Google’s doing this for the best interest of people using Google and it’s the right thing to do.
So today, I’m going to teach you how to build up your expertise authority, and trustworthiness.

This is what’s called EAT, right? Expertise, authority, trustworthiness, stands for eat.

And when you build this up you can start ranking for more things. Now pages that can be potentially hit by the medic update or by Google’s EAT, you know, update is usually ones that are in happiness, health, financial stability, or anything that’s related to the safety of other people.

So just news websites, government, law-related websites, financial advice websites, shopping information, medical advice, information just generally on people, all these are types of sites that we’re seeing that are being effected.

So let’s go into how you can optimize for EAT so that way you can do well.

Tip #1. Establish your own expertise, right? So, I want you to start putting your bio everywhere.

When you write content, put your bio. Tell people why you are an expert on that topic. Why should they pay attention to you? Google doesn’t want a journalist who’s a freelance writer talking about financial advise. Or, a general writer that you get on Upwork talking about medical conditions and what you should do if you have a brain tumor. They want people who are experts, doctors writing on medical-based content.

In addition to that, you can also try to guest post on other websites, that helps, especially if they’re in your niche. Get on other people’s podcasts, that helps again. This all brands you as an expert.

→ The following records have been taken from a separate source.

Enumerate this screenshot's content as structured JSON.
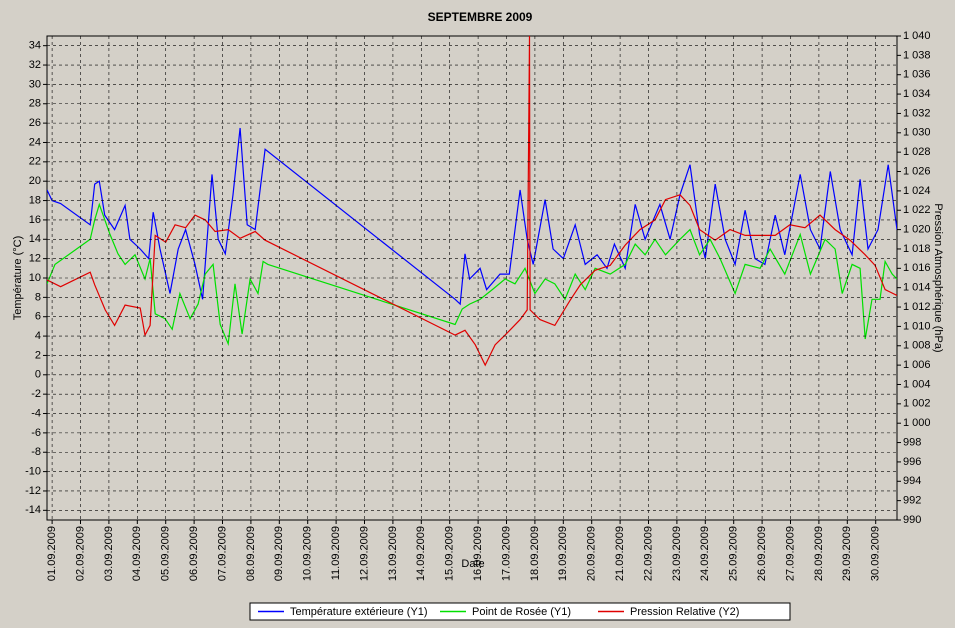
{
  "chart_data": {
    "type": "line",
    "title": "SEPTEMBRE  2009",
    "xlabel": "Date",
    "ylabel": "Température (°C)",
    "y2label": "Pression Atmosphérique (hPa)",
    "grid": true,
    "legend": "bottom",
    "xlim": [
      0.82,
      30.75
    ],
    "ylim": [
      -15,
      35
    ],
    "y2lim": [
      990,
      1040
    ],
    "xticks": [
      {
        "value": 1,
        "label": "01.09.2009"
      },
      {
        "value": 2,
        "label": "02.09.2009"
      },
      {
        "value": 3,
        "label": "03.09.2009"
      },
      {
        "value": 4,
        "label": "04.09.2009"
      },
      {
        "value": 5,
        "label": "05.09.2009"
      },
      {
        "value": 6,
        "label": "06.09.2009"
      },
      {
        "value": 7,
        "label": "07.09.2009"
      },
      {
        "value": 8,
        "label": "08.09.2009"
      },
      {
        "value": 9,
        "label": "09.09.2009"
      },
      {
        "value": 10,
        "label": "10.09.2009"
      },
      {
        "value": 11,
        "label": "11.09.2009"
      },
      {
        "value": 12,
        "label": "12.09.2009"
      },
      {
        "value": 13,
        "label": "13.09.2009"
      },
      {
        "value": 14,
        "label": "14.09.2009"
      },
      {
        "value": 15,
        "label": "15.09.2009"
      },
      {
        "value": 16,
        "label": "16.09.2009"
      },
      {
        "value": 17,
        "label": "17.09.2009"
      },
      {
        "value": 18,
        "label": "18.09.2009"
      },
      {
        "value": 19,
        "label": "19.09.2009"
      },
      {
        "value": 20,
        "label": "20.09.2009"
      },
      {
        "value": 21,
        "label": "21.09.2009"
      },
      {
        "value": 22,
        "label": "22.09.2009"
      },
      {
        "value": 23,
        "label": "23.09.2009"
      },
      {
        "value": 24,
        "label": "24.09.2009"
      },
      {
        "value": 25,
        "label": "25.09.2009"
      },
      {
        "value": 26,
        "label": "26.09.2009"
      },
      {
        "value": 27,
        "label": "27.09.2009"
      },
      {
        "value": 28,
        "label": "28.09.2009"
      },
      {
        "value": 29,
        "label": "29.09.2009"
      },
      {
        "value": 30,
        "label": "30.09.2009"
      }
    ],
    "yticks": [
      34,
      32,
      30,
      28,
      26,
      24,
      22,
      20,
      18,
      16,
      14,
      12,
      10,
      8,
      6,
      4,
      2,
      0,
      -2,
      -4,
      -6,
      -8,
      -10,
      -12,
      -14
    ],
    "y2ticks": [
      {
        "value": 1040,
        "label": "1 040"
      },
      {
        "value": 1038,
        "label": "1 038"
      },
      {
        "value": 1036,
        "label": "1 036"
      },
      {
        "value": 1034,
        "label": "1 034"
      },
      {
        "value": 1032,
        "label": "1 032"
      },
      {
        "value": 1030,
        "label": "1 030"
      },
      {
        "value": 1028,
        "label": "1 028"
      },
      {
        "value": 1026,
        "label": "1 026"
      },
      {
        "value": 1024,
        "label": "1 024"
      },
      {
        "value": 1022,
        "label": "1 022"
      },
      {
        "value": 1020,
        "label": "1 020"
      },
      {
        "value": 1018,
        "label": "1 018"
      },
      {
        "value": 1016,
        "label": "1 016"
      },
      {
        "value": 1014,
        "label": "1 014"
      },
      {
        "value": 1012,
        "label": "1 012"
      },
      {
        "value": 1010,
        "label": "1 010"
      },
      {
        "value": 1008,
        "label": "1 008"
      },
      {
        "value": 1006,
        "label": "1 006"
      },
      {
        "value": 1004,
        "label": "1 004"
      },
      {
        "value": 1002,
        "label": "1 002"
      },
      {
        "value": 1000,
        "label": "1 000"
      },
      998,
      996,
      994,
      992,
      990
    ],
    "series": [
      {
        "name": "Température extérieure (Y1)",
        "color": "#0000ff",
        "axis": "y",
        "x": [
          0.82,
          1.0,
          1.3,
          2.34,
          2.5,
          2.66,
          2.85,
          3.2,
          3.57,
          3.74,
          4.1,
          4.4,
          4.56,
          4.8,
          5.15,
          5.44,
          5.7,
          6.03,
          6.3,
          6.63,
          6.85,
          7.1,
          7.37,
          7.62,
          7.87,
          8.15,
          8.5,
          15.19,
          15.37,
          15.54,
          15.7,
          16.07,
          16.3,
          16.77,
          17.1,
          17.48,
          17.73,
          17.94,
          18.36,
          18.64,
          19.0,
          19.42,
          19.77,
          20.19,
          20.54,
          20.8,
          21.18,
          21.53,
          21.88,
          22.4,
          22.76,
          23.11,
          23.46,
          23.8,
          24.0,
          24.35,
          24.7,
          25.05,
          25.4,
          25.75,
          26.1,
          26.46,
          26.8,
          27.34,
          27.7,
          28.04,
          28.4,
          28.75,
          29.17,
          29.45,
          29.73,
          30.08,
          30.44,
          30.75
        ],
        "values": [
          19.1,
          18,
          17.7,
          15.5,
          19.7,
          20,
          16.5,
          15,
          17.5,
          14,
          13,
          12,
          16.8,
          13,
          8.4,
          13,
          15,
          11.4,
          7.8,
          20.7,
          14,
          12.5,
          18.6,
          25.5,
          15.5,
          15,
          23.3,
          7.8,
          7.3,
          12.5,
          9.9,
          11,
          8.8,
          10.4,
          10.4,
          19.1,
          14,
          11.4,
          18.1,
          13,
          12,
          15.5,
          11.4,
          12.4,
          11,
          13.5,
          11,
          17.6,
          14,
          17.6,
          14,
          18.6,
          21.7,
          14.5,
          12,
          19.7,
          14,
          11.4,
          17,
          12,
          11.4,
          16.5,
          12.4,
          20.7,
          15,
          13,
          21,
          15,
          12.4,
          20.2,
          13,
          15,
          21.7,
          15
        ]
      },
      {
        "name": "Point de Rosée (Y1)",
        "color": "#00e000",
        "axis": "y",
        "x": [
          0.82,
          1.1,
          2.34,
          2.5,
          2.66,
          3.04,
          3.32,
          3.57,
          3.92,
          4.27,
          4.45,
          4.63,
          4.98,
          5.23,
          5.5,
          5.86,
          6.14,
          6.39,
          6.67,
          6.92,
          7.2,
          7.44,
          7.69,
          7.97,
          8.25,
          8.43,
          8.6,
          15.19,
          15.44,
          15.7,
          16.07,
          16.5,
          16.95,
          17.3,
          17.65,
          18.0,
          18.36,
          18.7,
          19.06,
          19.42,
          19.77,
          20.12,
          20.65,
          21.18,
          21.53,
          21.88,
          22.23,
          22.6,
          23.11,
          23.46,
          23.8,
          24.17,
          24.52,
          25.05,
          25.4,
          25.93,
          26.28,
          26.8,
          27.34,
          27.7,
          28.22,
          28.57,
          28.82,
          29.17,
          29.45,
          29.63,
          29.87,
          30.15,
          30.33,
          30.58,
          30.75
        ],
        "values": [
          9.4,
          11.4,
          14,
          16,
          17.6,
          14.5,
          12.5,
          11.4,
          12.4,
          9.9,
          12,
          6.3,
          5.8,
          4.7,
          8.4,
          5.8,
          7.3,
          10.4,
          11.4,
          5.2,
          3.2,
          9.4,
          4.2,
          9.9,
          8.4,
          11.7,
          11.4,
          5.2,
          6.8,
          7.3,
          7.8,
          8.8,
          9.9,
          9.4,
          11,
          8.4,
          9.9,
          9.4,
          7.8,
          10.4,
          8.8,
          11,
          10.4,
          11.4,
          13.5,
          12.4,
          14,
          12.4,
          14,
          15,
          12.4,
          14,
          12,
          8.4,
          11.4,
          11,
          13,
          10.4,
          14.5,
          10.4,
          14,
          13,
          8.4,
          11.4,
          11,
          3.7,
          7.8,
          7.8,
          11.7,
          10.4,
          9.9
        ]
      },
      {
        "name": "Pression Relative (Y2)",
        "color": "#e00000",
        "axis": "y2",
        "x": [
          0.82,
          1.3,
          2.34,
          2.5,
          2.87,
          3.2,
          3.57,
          4.1,
          4.27,
          4.45,
          4.63,
          5.0,
          5.33,
          5.7,
          6.03,
          6.39,
          6.74,
          7.2,
          7.62,
          8.15,
          8.5,
          15.19,
          15.54,
          15.9,
          16.25,
          16.6,
          16.95,
          17.48,
          17.73,
          17.81,
          17.83,
          18.18,
          18.7,
          19.24,
          19.6,
          20.12,
          20.65,
          21.18,
          21.7,
          22.23,
          22.6,
          23.11,
          23.46,
          23.8,
          24.35,
          24.87,
          25.4,
          25.93,
          26.46,
          26.98,
          27.51,
          28.04,
          28.57,
          29.1,
          29.63,
          29.98,
          30.33,
          30.75
        ],
        "values": [
          1014.8,
          1014.1,
          1015.6,
          1014.3,
          1011.7,
          1010.1,
          1012.2,
          1011.9,
          1009.1,
          1010.1,
          1019.4,
          1018.7,
          1020.5,
          1020.2,
          1021.5,
          1021,
          1019.8,
          1020,
          1019.1,
          1019.8,
          1018.9,
          1009.1,
          1009.6,
          1008.1,
          1006,
          1008.1,
          1009.1,
          1010.7,
          1011.7,
          1040,
          1011.7,
          1010.7,
          1010.1,
          1012.7,
          1014.3,
          1015.8,
          1016.3,
          1018.4,
          1020,
          1021,
          1023.1,
          1023.6,
          1022.5,
          1020,
          1018.9,
          1020,
          1019.4,
          1019.4,
          1019.4,
          1020.5,
          1020.2,
          1021.5,
          1020,
          1018.9,
          1017.4,
          1016.3,
          1013.8,
          1013.2
        ]
      }
    ]
  }
}
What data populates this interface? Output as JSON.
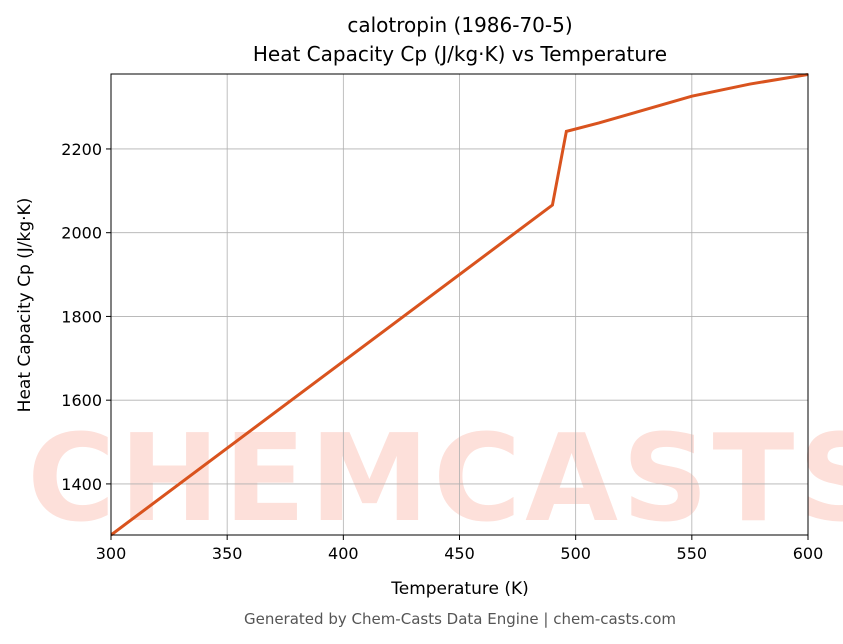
{
  "chart_data": {
    "type": "line",
    "title": "calotropin (1986-70-5)",
    "subtitle": "Heat Capacity Cp (J/kg·K) vs Temperature",
    "x_label": "Temperature (K)",
    "y_label": "Heat Capacity Cp (J/kg·K)",
    "footer": "Generated by Chem-Casts Data Engine | chem-casts.com",
    "watermark": "CHEMCASTS",
    "x": [
      300,
      490,
      496,
      510,
      525,
      550,
      575,
      600
    ],
    "series": [
      {
        "name": "Cp",
        "color": "#d9531e",
        "values": [
          1278,
          2066,
          2242,
          2262,
          2286,
          2326,
          2355,
          2378
        ]
      }
    ],
    "xlim": [
      300,
      600
    ],
    "xticks": [
      300,
      350,
      400,
      450,
      500,
      550,
      600
    ],
    "ylim": [
      1278,
      2379
    ],
    "yticks": [
      1400,
      1600,
      1800,
      2000,
      2200
    ],
    "grid": true
  }
}
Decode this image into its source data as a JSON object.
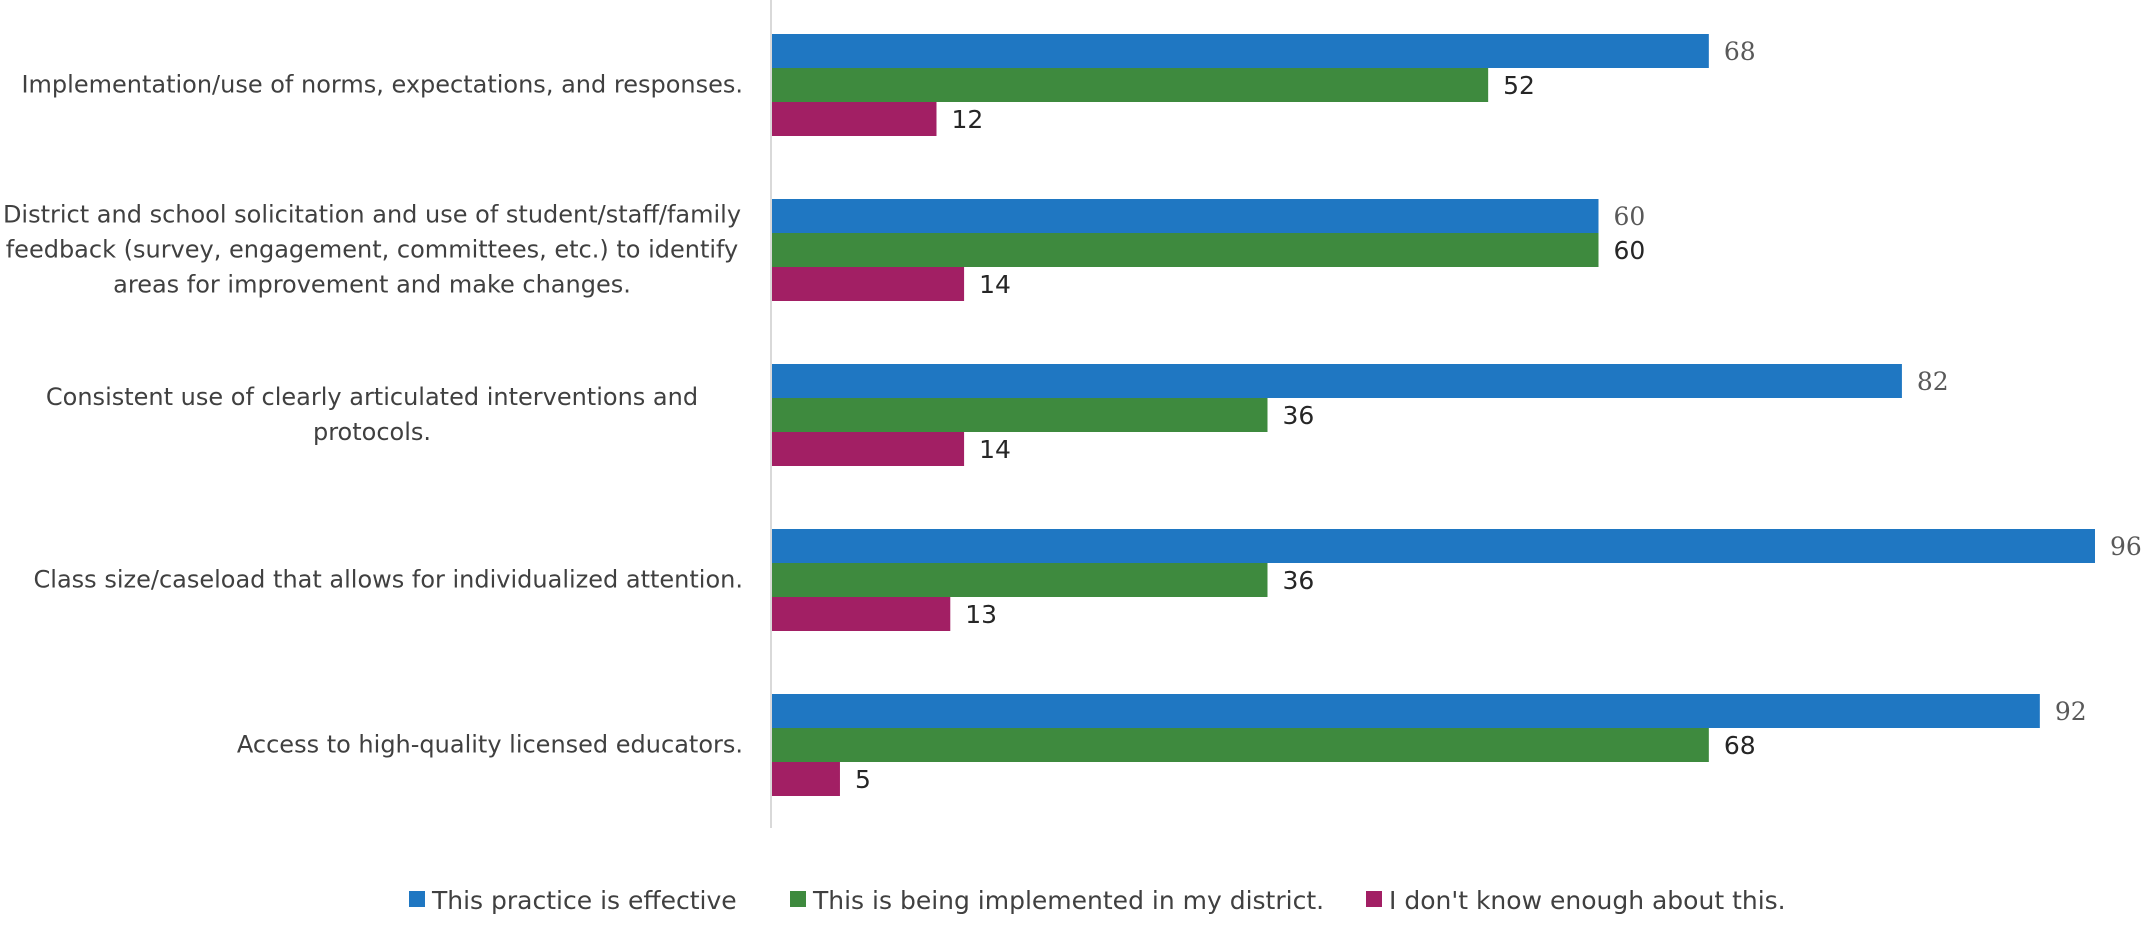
{
  "chart_data": {
    "type": "bar",
    "orientation": "horizontal",
    "categories": [
      "Implementation/use of norms, expectations, and responses.",
      "District and school solicitation and use of student/staff/family feedback (survey, engagement, committees, etc.) to identify areas for improvement and make changes.",
      "Consistent use of clearly articulated interventions and protocols.",
      "Class size/caseload that allows for individualized attention.",
      "Access to high-quality licensed educators."
    ],
    "category_lines": [
      [
        "Implementation/use of norms, expectations, and responses."
      ],
      [
        "District and school solicitation and use of student/staff/family",
        "feedback (survey, engagement, committees, etc.) to identify",
        "areas for improvement and make changes."
      ],
      [
        "Consistent use of clearly articulated interventions and",
        "protocols."
      ],
      [
        "Class size/caseload that allows for individualized attention."
      ],
      [
        "Access to high-quality licensed educators."
      ]
    ],
    "series": [
      {
        "name": "This practice is effective",
        "color": "#1f77c2",
        "values": [
          68,
          60,
          82,
          96,
          92
        ]
      },
      {
        "name": "This is being implemented in my district.",
        "color": "#3e8a3e",
        "values": [
          52,
          60,
          36,
          36,
          68
        ]
      },
      {
        "name": "I don't know enough about this.",
        "color": "#a21f64",
        "values": [
          12,
          14,
          14,
          13,
          5
        ]
      }
    ],
    "xlim": [
      0,
      96
    ],
    "grid": false,
    "legend_position": "bottom",
    "title": "",
    "xlabel": "",
    "ylabel": ""
  }
}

Tip #2. Work with trusted sources.

If you’re talking about scientific-based research, include links in your article to back up your sources, your claims.

When I talk about marketing stats, sometimes I mention stats like, did you know 49% of the search that happen on Google result in no clicks? I don’t just say that because I’m making it up. I say it because I got that data from Jump Shot, right.

They publish it around the web and with their data and they analyze billions of clicks, they said 49% of all searches that happen on Google result in no clicks. So by citing your sources, it makes you seem more reputable and it makes you seem more trusted.

Tip #3. Design your content to be helpful for people.

With the specific purpose in mind of helping other people, not Google, not Facebook, not Instagram. I know this is hard because as I see it as a marketer we’re like, how can I optimize my page for Google or for Facebook.

They want to optimize their pages, their listings, their results for their end user, so if you also do the same yeah in the short run you may not rank where you want or get as much social love, but in the long run you will do better.

What do people want to achieve by reading your content? Ask people that and if you can answer that within your content, you’ll do great. Does your page have a beneficial purpose? If it does, great.